Ridley Scott's Blade Runner (1982) belongs, according to Forest Pyle to the subgenre of sci-fi, which builds a story on a "distinctly dystopian tone and premise" and uses "the cyborg - hybrid of human and machine - its thematic and formal focus". But Blade Runner brings more than that. The film is multilayered, thrilling and unsettling, offering visual richness which contributes to the overall futuristic vision of not only a sprawling, technological metropolis, but of an empty, impersonal place. The issues, which I am going to be dealing with, sprang from the materials we read in our seminars in connection with postmodernism and Blade Runner. In addition, I will also be drawing upon Vivian Sobchak's Screening Space; mainly the chapter devoted to postfuturism.
In my essay, there are several topics, which I would like to discuss; first it's Giulliana Bruno's term pastiche and its different realisations that could be found in the film. Secondly, it's the problem of androids and to them connected questions of humanity, history and memory.

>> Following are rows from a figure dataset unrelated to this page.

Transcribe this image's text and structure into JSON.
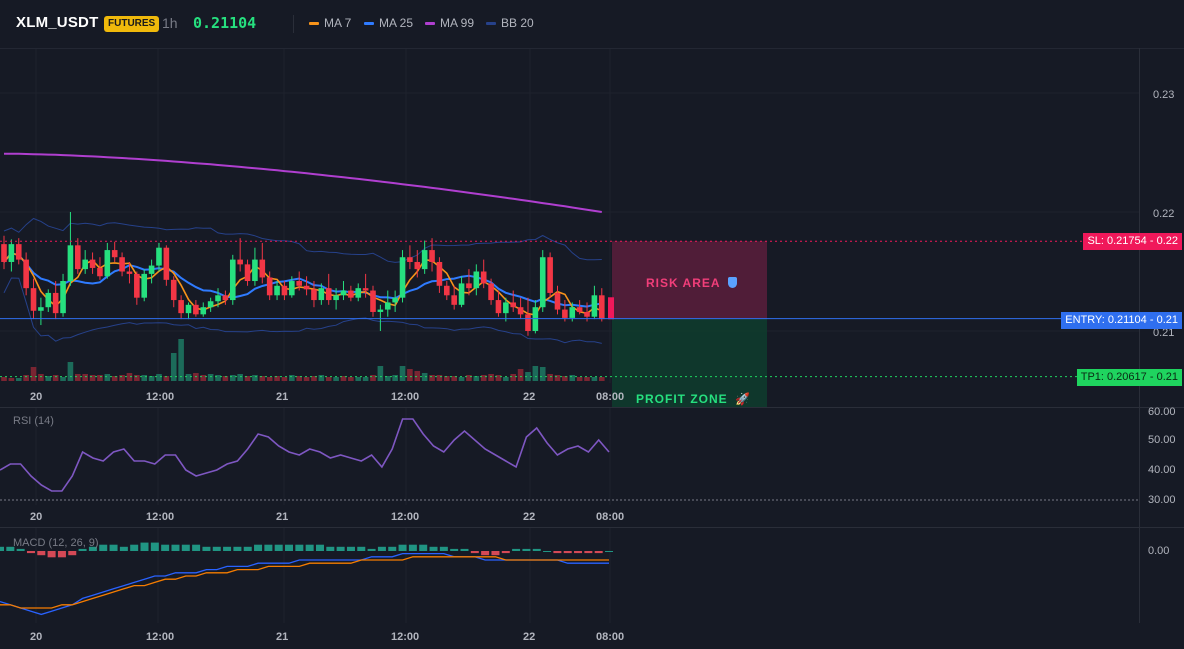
{
  "header": {
    "symbol": "XLM_USDT",
    "badge": "FUTURES",
    "interval": "1h",
    "price": "0.21104",
    "legend": [
      {
        "label": "MA 7",
        "color": "#f7931a"
      },
      {
        "label": "MA 25",
        "color": "#2f7bff"
      },
      {
        "label": "MA 99",
        "color": "#b03fd0"
      },
      {
        "label": "BB 20",
        "color": "#26418a"
      }
    ]
  },
  "price_axis": [
    "0.23",
    "0.22",
    "0.21"
  ],
  "time_axis": [
    "20",
    "12:00",
    "21",
    "12:00",
    "22",
    "08:00"
  ],
  "levels": {
    "sl_label": "SL: 0.21754",
    "sl_value": "0.22",
    "entry_label": "ENTRY: 0.21104",
    "entry_value": "0.21",
    "tp_label": "TP1: 0.20617",
    "tp_value": "0.21"
  },
  "zones": {
    "risk_label": "RISK AREA",
    "profit_label": "PROFIT ZONE"
  },
  "rsi": {
    "title": "RSI (14)",
    "axis": [
      "60.00",
      "50.00",
      "40.00",
      "30.00"
    ]
  },
  "macd": {
    "title": "MACD (12, 26, 9)",
    "axis": [
      "0.00"
    ]
  },
  "colors": {
    "up": "#26e07f",
    "down": "#f23645",
    "vol_up": "#1c6b5a",
    "vol_down": "#7a2532",
    "sl": "#f0185a",
    "entry": "#2f6fef",
    "tp": "#1fd45f",
    "rsi": "#7e57c2",
    "macd": "#2962ff",
    "signal": "#f57c00"
  },
  "chart_data": [
    {
      "type": "candlestick",
      "title": "XLM_USDT",
      "interval": "1h",
      "ylim": [
        0.2055,
        0.2345
      ],
      "yticks": [
        0.21,
        0.22,
        0.23
      ],
      "levels": {
        "sl": 0.21754,
        "entry": 0.21104,
        "tp1": 0.20617
      },
      "ohlc": [
        [
          0.2173,
          0.218,
          0.2152,
          0.2158
        ],
        [
          0.2158,
          0.2177,
          0.215,
          0.2173
        ],
        [
          0.2173,
          0.2178,
          0.2156,
          0.216
        ],
        [
          0.216,
          0.2166,
          0.213,
          0.2136
        ],
        [
          0.2136,
          0.2144,
          0.211,
          0.2117
        ],
        [
          0.2117,
          0.2128,
          0.2105,
          0.212
        ],
        [
          0.212,
          0.2135,
          0.2116,
          0.2132
        ],
        [
          0.2132,
          0.2142,
          0.211,
          0.2115
        ],
        [
          0.2115,
          0.2148,
          0.2112,
          0.2142
        ],
        [
          0.2142,
          0.22,
          0.2138,
          0.2172
        ],
        [
          0.2172,
          0.2178,
          0.2148,
          0.2152
        ],
        [
          0.2152,
          0.2168,
          0.2148,
          0.216
        ],
        [
          0.216,
          0.2166,
          0.2148,
          0.2153
        ],
        [
          0.2153,
          0.2162,
          0.2143,
          0.2146
        ],
        [
          0.2146,
          0.2174,
          0.2144,
          0.2168
        ],
        [
          0.2168,
          0.2175,
          0.2158,
          0.2162
        ],
        [
          0.2162,
          0.2166,
          0.2146,
          0.215
        ],
        [
          0.215,
          0.2158,
          0.214,
          0.2148
        ],
        [
          0.2148,
          0.215,
          0.2122,
          0.2128
        ],
        [
          0.2128,
          0.2152,
          0.2125,
          0.2148
        ],
        [
          0.2148,
          0.216,
          0.214,
          0.2155
        ],
        [
          0.2155,
          0.2174,
          0.215,
          0.217
        ],
        [
          0.217,
          0.2172,
          0.2138,
          0.2143
        ],
        [
          0.2143,
          0.2146,
          0.212,
          0.2126
        ],
        [
          0.2126,
          0.213,
          0.211,
          0.2115
        ],
        [
          0.2115,
          0.2124,
          0.211,
          0.2122
        ],
        [
          0.2122,
          0.2126,
          0.2112,
          0.2114
        ],
        [
          0.2114,
          0.2124,
          0.2112,
          0.212
        ],
        [
          0.212,
          0.2128,
          0.2116,
          0.2125
        ],
        [
          0.2125,
          0.2136,
          0.212,
          0.213
        ],
        [
          0.213,
          0.2134,
          0.2122,
          0.2126
        ],
        [
          0.2126,
          0.2164,
          0.2122,
          0.216
        ],
        [
          0.216,
          0.2178,
          0.215,
          0.2156
        ],
        [
          0.2156,
          0.216,
          0.2138,
          0.2142
        ],
        [
          0.2142,
          0.217,
          0.2138,
          0.216
        ],
        [
          0.216,
          0.2174,
          0.214,
          0.2145
        ],
        [
          0.2145,
          0.215,
          0.2126,
          0.213
        ],
        [
          0.213,
          0.2142,
          0.2126,
          0.2138
        ],
        [
          0.2138,
          0.2142,
          0.2126,
          0.213
        ],
        [
          0.213,
          0.2146,
          0.2128,
          0.2142
        ],
        [
          0.2142,
          0.215,
          0.2134,
          0.2138
        ],
        [
          0.2138,
          0.2146,
          0.213,
          0.2135
        ],
        [
          0.2135,
          0.2142,
          0.212,
          0.2126
        ],
        [
          0.2126,
          0.214,
          0.2122,
          0.2136
        ],
        [
          0.2136,
          0.2148,
          0.2122,
          0.2126
        ],
        [
          0.2126,
          0.2136,
          0.2118,
          0.213
        ],
        [
          0.213,
          0.2142,
          0.2126,
          0.2134
        ],
        [
          0.2134,
          0.2138,
          0.2125,
          0.2128
        ],
        [
          0.2128,
          0.214,
          0.2125,
          0.2136
        ],
        [
          0.2136,
          0.2148,
          0.2128,
          0.2134
        ],
        [
          0.2134,
          0.2138,
          0.2112,
          0.2116
        ],
        [
          0.2116,
          0.2122,
          0.21,
          0.2118
        ],
        [
          0.2118,
          0.2134,
          0.2112,
          0.2124
        ],
        [
          0.2124,
          0.2134,
          0.2116,
          0.2128
        ],
        [
          0.2128,
          0.2168,
          0.2124,
          0.2162
        ],
        [
          0.2162,
          0.2172,
          0.2152,
          0.2158
        ],
        [
          0.2158,
          0.2168,
          0.2145,
          0.2152
        ],
        [
          0.2152,
          0.2176,
          0.2148,
          0.2168
        ],
        [
          0.2168,
          0.2178,
          0.215,
          0.2158
        ],
        [
          0.2158,
          0.2162,
          0.2132,
          0.2138
        ],
        [
          0.2138,
          0.2142,
          0.2126,
          0.213
        ],
        [
          0.213,
          0.2138,
          0.2118,
          0.2122
        ],
        [
          0.2122,
          0.2146,
          0.212,
          0.214
        ],
        [
          0.214,
          0.2152,
          0.213,
          0.2136
        ],
        [
          0.2136,
          0.2156,
          0.213,
          0.215
        ],
        [
          0.215,
          0.216,
          0.2136,
          0.214
        ],
        [
          0.214,
          0.2144,
          0.2122,
          0.2126
        ],
        [
          0.2126,
          0.2134,
          0.2112,
          0.2115
        ],
        [
          0.2115,
          0.2128,
          0.2108,
          0.2124
        ],
        [
          0.2124,
          0.2134,
          0.2116,
          0.212
        ],
        [
          0.212,
          0.2128,
          0.211,
          0.2114
        ],
        [
          0.2114,
          0.2128,
          0.2096,
          0.21
        ],
        [
          0.21,
          0.2126,
          0.2098,
          0.212
        ],
        [
          0.212,
          0.2168,
          0.2116,
          0.2162
        ],
        [
          0.2162,
          0.2166,
          0.2128,
          0.2132
        ],
        [
          0.2132,
          0.2138,
          0.2114,
          0.2118
        ],
        [
          0.2118,
          0.2126,
          0.2108,
          0.2111
        ],
        [
          0.2111,
          0.2124,
          0.2108,
          0.212
        ],
        [
          0.212,
          0.2126,
          0.2114,
          0.2116
        ],
        [
          0.2116,
          0.2124,
          0.2108,
          0.2112
        ],
        [
          0.2112,
          0.2138,
          0.211,
          0.213
        ],
        [
          0.213,
          0.2136,
          0.2108,
          0.211
        ]
      ],
      "volume": [
        [
          4,
          0
        ],
        [
          3,
          0
        ],
        [
          3,
          1
        ],
        [
          6,
          0
        ],
        [
          14,
          0
        ],
        [
          7,
          0
        ],
        [
          5,
          1
        ],
        [
          6,
          0
        ],
        [
          4,
          1
        ],
        [
          19,
          1
        ],
        [
          7,
          0
        ],
        [
          7,
          0
        ],
        [
          6,
          0
        ],
        [
          6,
          0
        ],
        [
          7,
          1
        ],
        [
          5,
          0
        ],
        [
          6,
          0
        ],
        [
          8,
          0
        ],
        [
          6,
          0
        ],
        [
          6,
          1
        ],
        [
          5,
          1
        ],
        [
          7,
          1
        ],
        [
          5,
          0
        ],
        [
          28,
          1
        ],
        [
          42,
          1
        ],
        [
          7,
          1
        ],
        [
          8,
          0
        ],
        [
          6,
          0
        ],
        [
          7,
          1
        ],
        [
          6,
          1
        ],
        [
          5,
          0
        ],
        [
          6,
          1
        ],
        [
          7,
          1
        ],
        [
          5,
          0
        ],
        [
          6,
          1
        ],
        [
          5,
          0
        ],
        [
          4,
          0
        ],
        [
          5,
          0
        ],
        [
          4,
          0
        ],
        [
          6,
          1
        ],
        [
          5,
          0
        ],
        [
          4,
          0
        ],
        [
          5,
          0
        ],
        [
          6,
          1
        ],
        [
          4,
          0
        ],
        [
          4,
          1
        ],
        [
          5,
          0
        ],
        [
          4,
          0
        ],
        [
          4,
          1
        ],
        [
          4,
          1
        ],
        [
          6,
          0
        ],
        [
          15,
          1
        ],
        [
          5,
          1
        ],
        [
          6,
          1
        ],
        [
          15,
          1
        ],
        [
          12,
          0
        ],
        [
          10,
          0
        ],
        [
          8,
          1
        ],
        [
          6,
          0
        ],
        [
          6,
          0
        ],
        [
          5,
          0
        ],
        [
          5,
          0
        ],
        [
          4,
          1
        ],
        [
          6,
          0
        ],
        [
          5,
          1
        ],
        [
          6,
          0
        ],
        [
          7,
          0
        ],
        [
          6,
          0
        ],
        [
          4,
          1
        ],
        [
          7,
          0
        ],
        [
          12,
          0
        ],
        [
          9,
          1
        ],
        [
          15,
          1
        ],
        [
          14,
          1
        ],
        [
          7,
          0
        ],
        [
          6,
          0
        ],
        [
          5,
          0
        ],
        [
          6,
          1
        ],
        [
          4,
          0
        ],
        [
          4,
          0
        ],
        [
          4,
          1
        ],
        [
          4,
          0
        ]
      ]
    },
    {
      "type": "line",
      "title": "RSI (14)",
      "ylim": [
        28,
        62
      ],
      "yticks": [
        30,
        40,
        50,
        60
      ],
      "values": [
        40,
        42,
        42,
        38,
        35,
        33,
        33,
        38,
        46,
        44,
        43,
        46,
        47,
        43,
        43,
        42,
        45,
        45,
        40,
        38,
        39,
        40,
        42,
        43,
        47,
        52,
        51,
        48,
        46,
        45,
        47,
        46,
        44,
        45,
        44,
        43,
        45,
        41,
        47,
        57,
        57,
        52,
        48,
        46,
        50,
        53,
        50,
        47,
        45,
        43,
        41,
        51,
        54,
        49,
        45,
        47,
        48,
        46,
        50,
        46
      ]
    },
    {
      "type": "bar",
      "title": "MACD (12, 26, 9)",
      "yticks": [
        0
      ],
      "histogram": [
        2,
        2,
        1,
        -1,
        -2,
        -3,
        -3,
        -2,
        1,
        2,
        3,
        3,
        2,
        3,
        4,
        4,
        3,
        3,
        3,
        3,
        2,
        2,
        2,
        2,
        2,
        3,
        3,
        3,
        3,
        3,
        3,
        3,
        2,
        2,
        2,
        2,
        1,
        2,
        2,
        3,
        3,
        3,
        2,
        2,
        1,
        1,
        -1,
        -2,
        -2,
        -1,
        1,
        1,
        1,
        0,
        -1,
        -1,
        -1,
        -1,
        -1,
        0
      ],
      "macd": [
        -8,
        -9,
        -10,
        -11,
        -12,
        -11,
        -10,
        -9,
        -7,
        -6,
        -5,
        -4,
        -3,
        -2,
        -1,
        0,
        0,
        1,
        1,
        1,
        2,
        2,
        3,
        3,
        3,
        4,
        4,
        4,
        4,
        5,
        5,
        5,
        5,
        5,
        5,
        5,
        6,
        6,
        6,
        7,
        7,
        7,
        7,
        7,
        6,
        6,
        6,
        5,
        5,
        5,
        5,
        5,
        5,
        5,
        5,
        4,
        4,
        4,
        4,
        4
      ],
      "signal": [
        -9,
        -9,
        -10,
        -10,
        -10,
        -10,
        -9,
        -9,
        -8,
        -7,
        -6,
        -5,
        -4,
        -3,
        -3,
        -2,
        -1,
        -1,
        0,
        0,
        1,
        1,
        1,
        2,
        2,
        2,
        3,
        3,
        3,
        3,
        4,
        4,
        4,
        4,
        4,
        5,
        5,
        5,
        5,
        5,
        6,
        6,
        6,
        6,
        6,
        6,
        6,
        6,
        6,
        5,
        5,
        5,
        5,
        5,
        5,
        5,
        5,
        5,
        5,
        5
      ]
    }
  ]
}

Guilliana Bruno in her essay called Ramble City: Postmodernism and Blade Runner explains the term of pastiche as follows; it's "intended as an aesthetic of quotations pushed to the limit; it is an incorporation of form, an imitation of dead styles deprived of any satirical impulse". Vivian Sobchak in her book defined the term as: "a nonhierarchial collection of heterogeneous forms and styles from a variety of heretofore distinguishable spaces and times". From the above quotes it is clear that the term pastiche suggests certain melange and collages of different and in its character opposite features which, when put together, create the characteristic picture of a post-futuristic town. All this is very much mirrored in the visual aspects of Blade Runner. As far as the space from the point of view of pastiche is concerned, the viewer from the firsts shots is faced with powerful but decrepit Los Angeles, in which architectural elements constitute the notion of the film's heterogeneity and ambiguity at the same time. As mutual contrasts stand out the building of the Tyrell Corporation and the one in which J.F. Sebastian owned a flat. The first one is a mix on its own because from the inside it very much resembles an Egyptian pyramid but from the outside one has a feeling of looking at a microchip.